ペンダントの宝石に何度も魔力を込めていたことで、何となくではあるけれど、魔石に残っている魔力の量が分かるようになっていた。
知っている感覚を頼りに、静かに魔力を送り込んでいく。
――うん、特に変わらなさそう。
順調だった。ただ、魔石の許容量が想像以上に大きかった。宝石とは器の大きさが全然違っていた。
集中して魔力を込めていくと、渡したものを快く受け取ってもらえているような感覚があって、不思議と少し楽しくなった。
やがて、魔力が満ちてくると、魔石の緑色がじわりと深くなった。
――よしっ、これでいいかな。
久しぶりにまとまった魔力を使った。夏の日差しもあって、額に汗がにじんでいた。
「どうですか?」
二人の顔は口を開けたまま固まっていた。
本能が危険を告げていた。
「あ、あの……」
――あれ、何か間違えた?
そっと、視線を魔石に向ける。異常があるようには思えない。緑色は深く、魔力もしっかり満ちていた。
「……う、うん。この色は魔力が満ちている証拠だよ。そうなんだけど……凄い、ね」
ハンスが困ったような顔で言った。
――凄い?
アレンも他の魔術師も魔力を込めていた。それなのに「凄い」と言われた理由が分からず、思考を巡らせた。
――アレンさんがやっていたから、特別な事だって考えなかったけど、実はすごく高度なことだったのかな。
「えっと、母の教え方が上手で……、何度も練習したので……」
凄いのは母で、私は地道に頑張ってきた。という方向でいくことにした。
――お母様、ごめんなさい。
心の中で謝った。
「え? あぁ、そうだね。確かにユミナお嬢さんの年で出来るのは珍しいかも」
凄いことではなく、珍しいことだった。
「この魔石、質が良くてね。だから、魔力容量も凄くてね。普段は、数人の魔術師にお願いしているんだ」
――凄い、魔術師、数人。
一つ一つの言葉が頭の中で繋がっていく。
「それも、数日かけて……」
「ぇ……」
思わず変な声が出た。じわじわと状況が理解できてきた。理解したくなかったけれど。
――つ、つまり魔力の量ってこと、よね?
私は魔力を視ることはできても量に関しては、正確に測ることはできなかった。分かったとしても、多いか少ないかぐらいだった。
魔力量の多さは、赤ちゃんの頃から魔力で遊んでいたこともありそれなりに自信はあった。それでも、大人よりも少し多い程度だと思っていた。
――そういえば、フェリシアも驚いていたような……。
懐かしい笑顔が青空に浮かんだ。現実逃避しそうになったけれど、心の中で頬を叩いて立ち止まる。

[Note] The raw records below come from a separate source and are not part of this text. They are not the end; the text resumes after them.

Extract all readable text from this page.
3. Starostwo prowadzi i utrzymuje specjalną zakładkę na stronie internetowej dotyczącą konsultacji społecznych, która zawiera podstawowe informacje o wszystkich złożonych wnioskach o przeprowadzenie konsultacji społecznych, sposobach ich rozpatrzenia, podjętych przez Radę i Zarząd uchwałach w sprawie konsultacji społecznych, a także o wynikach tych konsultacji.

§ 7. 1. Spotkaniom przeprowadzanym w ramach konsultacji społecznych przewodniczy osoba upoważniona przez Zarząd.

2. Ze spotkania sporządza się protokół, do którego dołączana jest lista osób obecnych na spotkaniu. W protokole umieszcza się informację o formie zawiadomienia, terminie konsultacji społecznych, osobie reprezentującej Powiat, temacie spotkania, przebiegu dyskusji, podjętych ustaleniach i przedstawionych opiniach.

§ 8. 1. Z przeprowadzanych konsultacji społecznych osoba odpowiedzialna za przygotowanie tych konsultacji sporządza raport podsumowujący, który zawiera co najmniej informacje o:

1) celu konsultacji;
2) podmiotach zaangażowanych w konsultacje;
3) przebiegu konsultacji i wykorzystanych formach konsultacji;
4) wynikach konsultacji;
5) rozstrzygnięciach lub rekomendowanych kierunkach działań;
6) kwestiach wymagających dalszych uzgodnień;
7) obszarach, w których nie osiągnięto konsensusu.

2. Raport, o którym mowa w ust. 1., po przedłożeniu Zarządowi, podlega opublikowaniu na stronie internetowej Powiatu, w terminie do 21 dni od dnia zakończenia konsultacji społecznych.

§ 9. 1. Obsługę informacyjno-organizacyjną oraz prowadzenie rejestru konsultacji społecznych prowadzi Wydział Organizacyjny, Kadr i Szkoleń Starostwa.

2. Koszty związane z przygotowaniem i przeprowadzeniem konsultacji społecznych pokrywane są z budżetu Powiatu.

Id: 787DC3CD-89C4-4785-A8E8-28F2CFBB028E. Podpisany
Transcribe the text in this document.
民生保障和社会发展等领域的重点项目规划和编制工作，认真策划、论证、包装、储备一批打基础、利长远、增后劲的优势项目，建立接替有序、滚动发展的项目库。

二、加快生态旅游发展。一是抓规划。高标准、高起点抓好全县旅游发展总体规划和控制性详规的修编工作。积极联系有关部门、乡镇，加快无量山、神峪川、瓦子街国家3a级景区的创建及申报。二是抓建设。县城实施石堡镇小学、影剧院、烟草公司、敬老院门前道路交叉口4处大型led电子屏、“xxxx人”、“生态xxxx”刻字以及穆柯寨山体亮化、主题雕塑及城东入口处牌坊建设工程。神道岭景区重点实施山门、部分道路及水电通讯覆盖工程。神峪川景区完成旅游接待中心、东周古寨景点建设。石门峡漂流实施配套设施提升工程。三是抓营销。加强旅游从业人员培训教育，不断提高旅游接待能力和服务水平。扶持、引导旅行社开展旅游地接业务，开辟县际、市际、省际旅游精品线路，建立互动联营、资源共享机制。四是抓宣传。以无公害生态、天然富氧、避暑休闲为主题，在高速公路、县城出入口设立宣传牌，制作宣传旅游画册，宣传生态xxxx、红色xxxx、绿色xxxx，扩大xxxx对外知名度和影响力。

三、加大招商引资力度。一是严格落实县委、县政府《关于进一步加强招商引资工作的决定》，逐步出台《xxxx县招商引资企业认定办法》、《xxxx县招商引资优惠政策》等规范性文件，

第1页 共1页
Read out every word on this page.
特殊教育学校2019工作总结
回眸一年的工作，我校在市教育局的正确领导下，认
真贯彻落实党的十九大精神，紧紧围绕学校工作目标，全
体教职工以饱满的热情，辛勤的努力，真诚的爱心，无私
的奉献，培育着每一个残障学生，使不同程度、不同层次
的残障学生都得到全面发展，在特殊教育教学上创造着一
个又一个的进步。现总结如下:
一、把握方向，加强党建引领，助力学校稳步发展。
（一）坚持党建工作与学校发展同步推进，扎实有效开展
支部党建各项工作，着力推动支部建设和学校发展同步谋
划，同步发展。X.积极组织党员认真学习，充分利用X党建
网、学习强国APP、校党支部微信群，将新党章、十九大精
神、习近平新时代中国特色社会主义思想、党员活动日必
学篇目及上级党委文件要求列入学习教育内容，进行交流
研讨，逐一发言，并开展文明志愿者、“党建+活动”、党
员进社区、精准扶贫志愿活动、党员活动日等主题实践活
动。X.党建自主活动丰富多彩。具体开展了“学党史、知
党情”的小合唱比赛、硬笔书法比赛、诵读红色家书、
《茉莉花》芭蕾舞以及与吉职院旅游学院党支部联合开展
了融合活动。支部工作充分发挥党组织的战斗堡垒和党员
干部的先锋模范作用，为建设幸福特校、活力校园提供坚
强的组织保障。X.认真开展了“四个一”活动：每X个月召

――冷静に整理してみよう。魔力を送り込むこと自体が珍しい程度なら、努力したということでなんとかなる……はずっ。
問題は、数人の魔術師でやるはずのことを一人でやってしまったということだった。
――そうだっ、最初から魔石の魔力はそんなに減っていなかった、っていうのはどうかな。アレンさんは半分ほどと言っていたけれど、実は結構残っていた。だから、私でも一杯にすることが出来た。
我ながら良い案に思えた。
「あ、あの。残りが半分ぐらいって話でしたけど、それほど減っていなかったので……。」
半分祈るような気持ちで言葉をつづけた。
「それに、アレンさんも魔力を込められていたので……、その……全然、凄くないんです」
「ふむ……」
アレンが腕を組んだまま、しばらく考えるそぶりを見せた。
「確かに、そうかもしれんな」
ハンスがアレンを見た。それから私を見た。何か言いたそうな顔だった。
「兄さん、でも……」
「俺の腕も上がったということだろう」
アレンが得意げに胸を張った。ハンスはもう一度私を見てから、小さく息を吐いた。
――お二人とも、ごめんなさい。
「しかし、嬢ちゃんは凄いな、魔力の量まで分かるのか」
「へ?」
誤魔化したのはよかったけれど、さっそくぼろが出ていた。
「あ、はいっ。私、魔力を感じるのが得意なのでっ」
これ以上隠すより、そこは認めてしまった方がいいと開き直った。
「でも、これなら、魔導具はバッチリですよねっ」
追加の質問が来る前に、話を終わらせたかった。
「ん、そうだな。よしっ、ハンス。木を確認しにいくぞ」
「え? あ……、はいっ」
ハンスはアレンと共に森に向かって行った。私は二人を見送りながら深く溜息をついた。
* * *
その夜、父に村の炭を魔導具に使わせてほしいとお願いした。炭は不足しているわけではないので、快く承諾してくれた。
「しかし、炭が高価な物だったとはな……」
アレンたちから聞いた話を伝えると、父だけでなく母も少し驚いていた。
「ですので、余分に作ってギルバートさんに買い取ってもらうのはどうでしょう?」
「いいんじゃないか」
父は笑っていた。いいお小遣い稼ぎになると思っているに違いない。
後日、村を訪れたギルバートにこの話をすると、「なぜ、もっと早く言ってくれなかったんだ!」と、普段の穏やかな様子からは想像できないほど身を乗り出してきた。
ギルバートから示された金額は、衝撃的だった。
――ただの黒い塊だと思っていたのに、凄いものだったのね。
ただ、村の人手を考えると、すぐに炭を増産することは難しかった。そこで、収穫に必要な人手の確保など、ギルバートと父が今後の村の発展について話し合うことになった。
足りないものばかりだけれど、村が少しずつ変わっていくのを実感した。